The daft part, as I like to tell anyone who'll listen, is not that it worked; it was that it was gorgeous and impractical in equal measure. The Aerotrain needed a bespoke elevated track, a special maintenance regime and a public purse with a very long attention span. France, bless its dramatic heart, had the will to build the machine but not the appetite to rebuild the whole country around it. By the mid 1970s politicians decided to bet on the TGV: a conventional steel-on-steel high-speed train that needed less fantasy infrastructure and, crucially, fewer parliamentary love letters.

So the prototypes were mothballed, the testguide demolished and the Aerotrain-whose name even sounds like it belongs to a 1960s comic book-became a museum footnote. For a while you could visit bits of concrete and say, "I saw where beautiful nonsense lived." Later they tore even that up. I once stood near one of the old test sites, and darling, you could still hear the ghost of a propeller if you had the imagination and a bad ear for logistics.

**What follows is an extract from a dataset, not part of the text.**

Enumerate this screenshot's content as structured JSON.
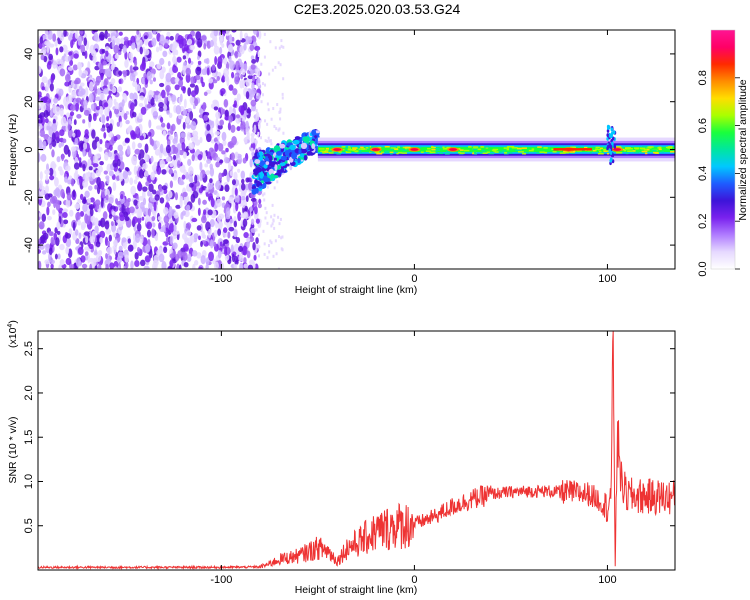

There's a lesson here beyond the usual 'shiny things don't always win': innovation that demands a new city to be built around it rarely survives budget meetings. France chose incrementally sensible steel over airborne fantasy and the TGV paid the bills. The Aerotrain remains my favourite failed love affair between romance and civil engineering-spectacular, romantic and quietly bankrupt in the nicest possible way.